A fascinating study from MIT shows how scientists were able to shatter previous records and create some of the coldest matter in the known universe.
Scientists at the Massachusetts Institute of Technology have just completed a groundbreaking experiment. Physicists were able to create what they believe could be the coldest chemically stable molecules in the world. According to a new report from the Huffington Post, they were able to chill sodium potassium gas to half of a millionth of a degree above “absolute zero,” which is nearly minus 460 degrees Fahrenheit.
The experiment shocked the scientific community because so far, researchers have only been able to chill unstable compounds to such low temperatures. Supercold molecules have fascinated scientists for quite some time, who hope to observe exotic forms of matter and strange quantum processes.

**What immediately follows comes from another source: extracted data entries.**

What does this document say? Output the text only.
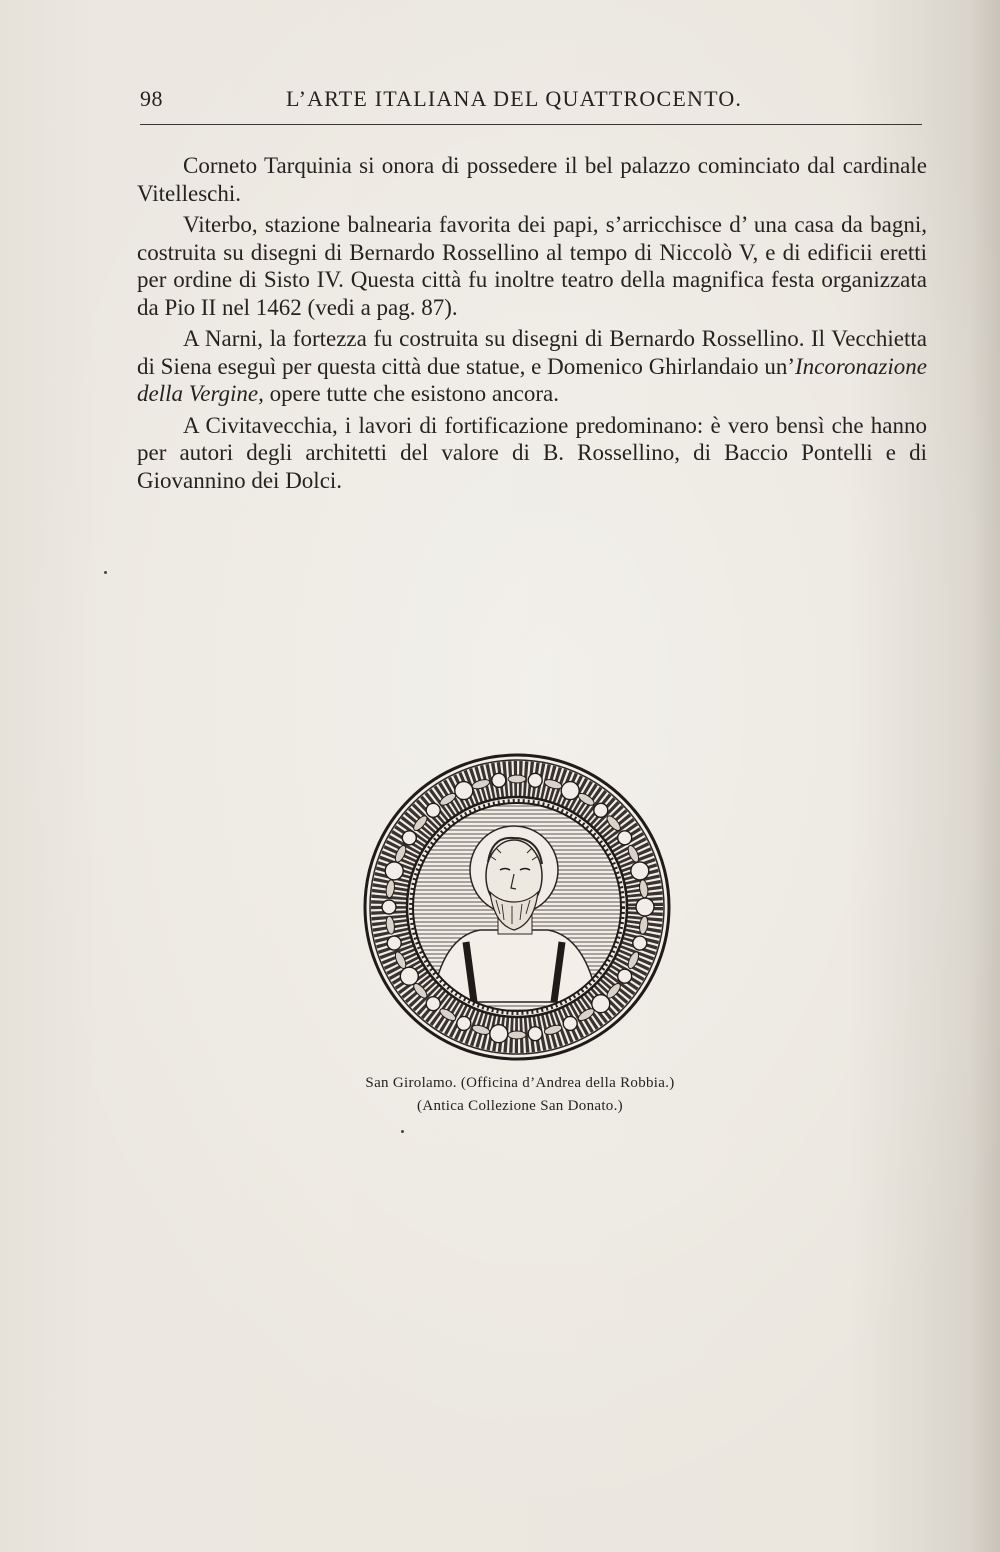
98	L’ARTE ITALIANA DEL QUATTROCENTO.

Corneto Tarquinia si onora di possedere il bel palazzo cominciato dal cardinale Vitelleschi.

Viterbo, stazione balnearia favorita dei papi, s’arricchisce d’ una casa da bagni, costruita su disegni di Bernardo Rossellino al tempo di Niccolò V, e di edificii eretti per ordine di Sisto IV. Questa città fu inoltre teatro della magnifica festa organizzata da Pio II nel 1462 (vedi a pag. 87).

A Narni, la fortezza fu costruita su disegni di Bernardo Rossellino. Il Vecchietta di Siena eseguì per questa città due statue, e Domenico Ghirlandaio un’Incoronazione della Vergine, opere tutte che esistono ancora.

A Civitavecchia, i lavori di fortificazione predominano: è vero bensì che hanno per autori degli architetti del valore di B. Rossellino, di Baccio Pontelli e di Giovannino dei Dolci.

San Girolamo. (Officina d’Andrea della Robbia.)
(Antica Collezione San Donato.)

They’re specifically looking for what are called “superfluid crystals.” According to Dr. Martin Zwierlein, one of the study’s lead physicists, these crystals seem to be totally unfazed by the forces of friction. Though the team has not physically observed this phenomenon, the scientists expect to see it as a result of their calculations.
Supercold molecules might also have uses in quantum computing – the molecules could take on the role of bits, where information for both a ‘0’ and a ‘1’ are coded into the rotation and movement of the molecules themselves. According to Dr. Zwierlein, “Quantum computation itself would be extremely important for cryptography and to solve certain types of problems that simply take impossibly long on a ‘classical’ computer.”
The team employed a set of lasers to chill potassium and sodium atoms separately, and then applied a magnetic field to form a weak bond between the elements. With just the right amount of magnetism, the atoms were found to resonate and vibrate right next to each other.
Next, the team used a different set of high-energy lasers to remove even more energy from the system, bringing the molecules to their lowest vibrational and rotational capacities.
The team will soon return to the laboratory, where they will continue chilling molecules and learning about how they interact with each other.